Even with the above pre-processing, the researchers still had work to do in preparation for analysis. For example, they had to determine how to define “pregnancy” in the data. Would they include only patients with a certain documented pregnancy diagnosis codes or also those with a positive pregnancy test and multiple prenatal visits? Which dates in the data would be relied upon to identify pregnancy timing? How would they identify pregnancy complications or pregnancy-related healthcare encounters? With an aggregated and linked dataset in a single common format with reference term mapping and value sets, however, they were able to get to substantive analytical questions and findings much more quickly.

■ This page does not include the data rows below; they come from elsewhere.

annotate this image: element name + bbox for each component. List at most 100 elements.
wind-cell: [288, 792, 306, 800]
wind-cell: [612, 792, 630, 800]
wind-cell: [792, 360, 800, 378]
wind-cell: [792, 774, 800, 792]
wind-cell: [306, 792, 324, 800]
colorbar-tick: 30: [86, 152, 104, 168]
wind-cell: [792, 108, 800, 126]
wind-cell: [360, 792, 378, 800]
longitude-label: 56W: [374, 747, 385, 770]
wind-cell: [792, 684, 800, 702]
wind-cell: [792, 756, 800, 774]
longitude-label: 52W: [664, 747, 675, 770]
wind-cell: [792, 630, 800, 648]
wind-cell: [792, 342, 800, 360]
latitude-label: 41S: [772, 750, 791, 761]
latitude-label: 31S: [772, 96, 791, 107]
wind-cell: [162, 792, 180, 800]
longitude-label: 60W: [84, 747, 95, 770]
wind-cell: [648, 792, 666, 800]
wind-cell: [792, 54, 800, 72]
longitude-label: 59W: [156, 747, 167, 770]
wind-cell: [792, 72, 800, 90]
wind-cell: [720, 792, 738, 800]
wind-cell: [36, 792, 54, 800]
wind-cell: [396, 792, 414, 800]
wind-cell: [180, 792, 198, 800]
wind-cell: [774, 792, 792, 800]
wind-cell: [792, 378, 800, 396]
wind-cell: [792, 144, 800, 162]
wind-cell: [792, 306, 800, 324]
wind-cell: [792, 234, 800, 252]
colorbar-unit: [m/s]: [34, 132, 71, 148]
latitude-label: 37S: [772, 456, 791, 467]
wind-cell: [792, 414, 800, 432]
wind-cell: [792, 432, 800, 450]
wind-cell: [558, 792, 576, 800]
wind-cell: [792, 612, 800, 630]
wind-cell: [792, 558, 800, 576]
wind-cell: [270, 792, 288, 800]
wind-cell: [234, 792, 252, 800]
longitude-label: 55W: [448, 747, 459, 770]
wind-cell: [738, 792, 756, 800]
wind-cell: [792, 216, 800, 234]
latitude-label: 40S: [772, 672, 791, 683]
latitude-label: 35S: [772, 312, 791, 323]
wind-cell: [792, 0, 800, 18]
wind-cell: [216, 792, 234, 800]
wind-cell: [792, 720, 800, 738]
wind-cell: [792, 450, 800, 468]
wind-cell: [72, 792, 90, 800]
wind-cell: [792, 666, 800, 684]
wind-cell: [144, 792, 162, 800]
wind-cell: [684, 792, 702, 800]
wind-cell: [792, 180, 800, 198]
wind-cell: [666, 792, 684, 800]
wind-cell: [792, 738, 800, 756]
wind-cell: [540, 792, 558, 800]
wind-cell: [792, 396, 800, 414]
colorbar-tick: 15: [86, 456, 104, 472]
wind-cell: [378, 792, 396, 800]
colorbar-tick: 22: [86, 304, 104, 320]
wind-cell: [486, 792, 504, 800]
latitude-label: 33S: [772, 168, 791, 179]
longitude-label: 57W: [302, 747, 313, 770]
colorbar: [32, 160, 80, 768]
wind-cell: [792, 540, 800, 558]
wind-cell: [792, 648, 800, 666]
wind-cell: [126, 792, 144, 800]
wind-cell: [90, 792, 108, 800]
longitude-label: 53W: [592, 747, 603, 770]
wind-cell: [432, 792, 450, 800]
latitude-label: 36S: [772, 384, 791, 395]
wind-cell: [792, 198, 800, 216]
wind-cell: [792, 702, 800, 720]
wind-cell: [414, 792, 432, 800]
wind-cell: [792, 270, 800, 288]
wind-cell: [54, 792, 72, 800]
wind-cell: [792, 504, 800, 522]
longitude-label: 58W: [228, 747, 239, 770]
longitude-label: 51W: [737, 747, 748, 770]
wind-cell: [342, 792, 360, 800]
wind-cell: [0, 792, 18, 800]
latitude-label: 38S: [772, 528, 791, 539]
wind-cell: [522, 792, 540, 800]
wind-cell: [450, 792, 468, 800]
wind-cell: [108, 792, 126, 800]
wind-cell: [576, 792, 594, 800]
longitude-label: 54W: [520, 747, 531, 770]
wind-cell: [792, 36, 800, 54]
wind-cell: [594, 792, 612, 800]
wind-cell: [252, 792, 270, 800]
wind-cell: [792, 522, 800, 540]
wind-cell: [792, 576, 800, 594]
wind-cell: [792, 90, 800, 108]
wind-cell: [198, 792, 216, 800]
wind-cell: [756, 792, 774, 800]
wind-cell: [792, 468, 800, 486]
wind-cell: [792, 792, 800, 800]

Making EHR data usable for clinical research requires researchers to address the challenges associated with data availability, syntactic and semantic consistency, and analytical considerations. By employing strategies such as record linking, format conversion, terminology standardization, and classification, researchers can unlock the immense potential of EHR data. As we conclude this series, we encourage researchers to embrace these challenges, enhance the usability of EHR data, and embark on a journey of discovery and innovation. Together, we can shape the future of clinical research through the power of EHR data.